With regard to your patient, Mr Jones, whom was sent from your pain management clinic to our Emergency for breakthrough pain control of his chronic fibromyalgia. As we could not contact you after hours, we wish to inform you that the patient was displeased with our care. We were uncomfortable giving the requested 375 mg of Demerol in a single dose, and an additional 100 mg if the initial dose was unsuccessful, as the patient was already on a Fentanyl patch and Oxycontin. Mr Jones became agitated when informed him of the addiction potential of these drugs, and indicated that only you understand his pain. Further, the expletives he used when informed of the potentially fatal interactions of his mediations was inappropriate, as my mother was not a member of that species.
In light of this, please find enclosed an application for hospital privileges and outpatient privileges so that our hospital can meet the needs of your patients. We look forward to having you on our call schedule.

Sincerely,
ER Doc with 30 in the waiting room

(To be fair, many pain specialists have pain contracts with their patients. But few have hospital privileges...)

Albinoblackbear said...

Did the patient present with a positive Samsonite Sign?

Cynic said...

Anon-
You have a documented case of a man with "fibromybodyachesineedopiates?"

Rogue Medic said...

Perhaps this should be automatically generated paperwork for those sent to the hospital by their doctor. Including those sent by ambulance with explicit, well meaning, and misguided orders that we just transport the unstable patient.

Anonymous said...

Hey there, Dr. ER, it rolls both ways...

I never, repeat NEVER, send a patient to the ER without a minimum call to the triage nurse.
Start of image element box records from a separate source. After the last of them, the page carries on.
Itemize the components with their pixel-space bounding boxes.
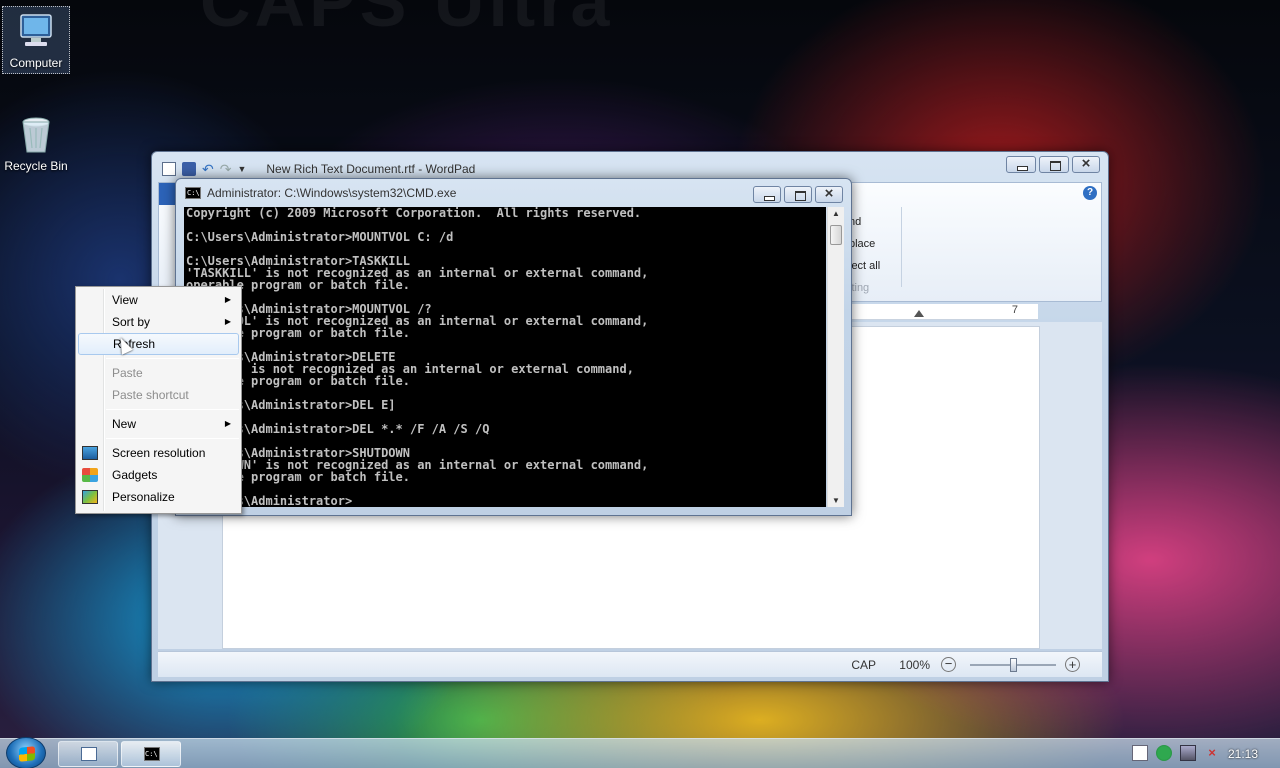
console-output[interactable]: Copyright (c) 2009 Microsoft Corporation… [184,207,826,507]
menu-item-label: Paste shortcut [112,388,189,402]
window-controls [753,185,843,203]
window-controls [1006,155,1100,173]
computer-icon [15,11,57,53]
scroll-down-icon[interactable]: ▼ [828,496,844,505]
window-title: New Rich Text Document.rtf - WordPad [266,162,476,176]
window-title: Administrator: C:\Windows\system32\CMD.e… [207,186,457,200]
replace-button[interactable]: place [849,233,905,255]
ruler[interactable]: 7 [852,304,1038,320]
menu-item-label: Gadgets [112,468,158,482]
desktop-icon-label: Recycle Bin [4,159,68,173]
desktop-icon-label: Computer [9,56,63,70]
zoom-slider-thumb[interactable] [1010,658,1017,672]
menu-item-label: Paste [112,366,143,380]
menu-item-new[interactable]: New ▶ [78,413,239,435]
wordpad-title-bar[interactable]: ↶ ↷ ▼ New Rich Text Document.rtf - WordP… [162,158,988,180]
menu-separator [106,409,239,410]
recycle-bin-icon [15,114,57,156]
menu-item-view[interactable]: View ▶ [78,289,239,311]
close-button[interactable] [1072,155,1100,173]
zoom-out-button[interactable]: − [941,657,956,672]
scroll-thumb[interactable] [830,225,842,245]
desktop-icon-computer[interactable]: Computer [2,6,70,74]
menu-item-sort-by[interactable]: Sort by ▶ [78,311,239,333]
menu-item-gadgets[interactable]: Gadgets [78,464,239,486]
network-icon[interactable] [1180,745,1196,761]
wordpad-icon [81,747,97,761]
menu-item-personalize[interactable]: Personalize [78,486,239,508]
ruler-number: 7 [1011,304,1018,316]
cmd-title-bar[interactable]: C:\ Administrator: C:\Windows\system32\C… [185,186,456,200]
screen-resolution-icon [82,446,98,460]
menu-item-refresh[interactable]: Refresh [78,333,239,355]
close-button[interactable] [815,185,843,203]
maximize-button[interactable] [784,186,812,203]
menu-item-label: Screen resolution [112,446,206,460]
undo-icon[interactable]: ↶ [202,162,214,176]
ribbon-separator [901,207,902,287]
indent-marker[interactable] [914,310,924,317]
menu-item-paste-shortcut[interactable]: Paste shortcut [78,384,239,406]
cmd-icon: C:\ [144,747,160,761]
maximize-button[interactable] [1039,156,1069,173]
desktop-icon-recycle-bin[interactable]: Recycle Bin [2,110,70,173]
menu-item-label: Personalize [112,490,175,504]
action-center-icon[interactable] [1156,745,1172,761]
select-all-button[interactable]: lect all [849,255,905,277]
document-tray-icon[interactable] [1132,745,1148,761]
volume-muted-icon[interactable]: × [1204,745,1220,761]
menu-item-label: View [112,293,138,307]
cmd-window[interactable]: C:\ Administrator: C:\Windows\system32\C… [175,178,852,516]
submenu-arrow-icon: ▶ [224,295,231,304]
system-tray: × [1132,745,1220,761]
clock[interactable]: 21:13 [1228,747,1258,761]
personalize-icon [82,490,98,504]
minimize-button[interactable] [753,186,781,203]
status-bar: CAP 100% − + [158,651,1102,677]
menu-item-screen-resolution[interactable]: Screen resolution [78,442,239,464]
menu-item-paste[interactable]: Paste [78,362,239,384]
minimize-button[interactable] [1006,156,1036,173]
windows-logo-icon [19,746,35,762]
start-button[interactable] [6,737,46,768]
menu-item-label: Sort by [112,315,151,329]
menu-item-label: New [112,417,137,431]
zoom-slider[interactable] [970,658,1056,672]
caps-lock-indicator: CAP [851,658,876,672]
submenu-arrow-icon: ▶ [224,419,231,428]
save-icon[interactable] [182,162,196,176]
submenu-arrow-icon: ▶ [224,317,231,326]
gadgets-icon [82,468,98,482]
redo-icon[interactable]: ↷ [220,162,232,176]
menu-separator [106,358,239,359]
console-text: Copyright (c) 2009 Microsoft Corporation… [186,207,649,507]
cmd-icon: C:\ [185,187,201,199]
editing-group: nd place lect all iting [849,211,905,299]
wallpaper-watermark: CAPS Ultra [200,0,614,41]
taskbar-wordpad-button[interactable] [58,741,118,767]
help-icon[interactable]: ? [1083,186,1097,200]
wordpad-app-icon[interactable] [162,162,176,176]
desktop-context-menu: View ▶ Sort by ▶ Refresh Paste Paste sho… [75,286,242,514]
taskbar-cmd-button[interactable]: C:\ [121,741,181,767]
menu-separator [106,438,239,439]
taskbar: C:\ × 21:13 [0,737,1280,768]
zoom-level: 100% [899,658,930,672]
scroll-up-icon[interactable]: ▲ [828,209,844,218]
editing-group-label: iting [849,282,870,294]
quick-access-dropdown-icon[interactable]: ▼ [237,162,246,176]
vertical-scrollbar[interactable]: ▲ ▼ [827,207,844,507]
find-button[interactable]: nd [849,211,905,233]
zoom-in-button[interactable]: + [1065,657,1080,672]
The last patient I sent via medics, with copies of my office notes, medication list, and the patient's problem list. I called the ER doc to explain my concerns, as no one could have surmised them without such a call. Part of the problem is that with 6 hour waits in the ER, not only is my office closed when the patient is assessed, the ER doc I talked to is sipping margaritas.

The patient was indeed admitted. Clearly, no one had seen any of my notes. All her meds were wrong. My primary concern remained unaddressed. She even had a family member with her that seemed to get what was going on.

I don't know where the ball was dropped, but don't always assume it was the PCP. We're tryin', man, really tryin'.

(I will accept criticism that if I admitted to the hospital, the care would have been more seamless. Alas, I can't be everywhere.

Rogue Medic said...

Anonymous PCP,

I'm not frustrated with all primary care physicians, but venting about those who do make our lives, and our patients' lives, more difficult. There are some who are great, but some do not understand and don't seem to make an effort to understand what is best for the patient.

Anonymous said...

"outside of surgeons and procedure heavy specialties, i think most docs can understand this. there's plenty we do for patients that aren't seen by them."

Perhaps you should spend some time explaining that to them?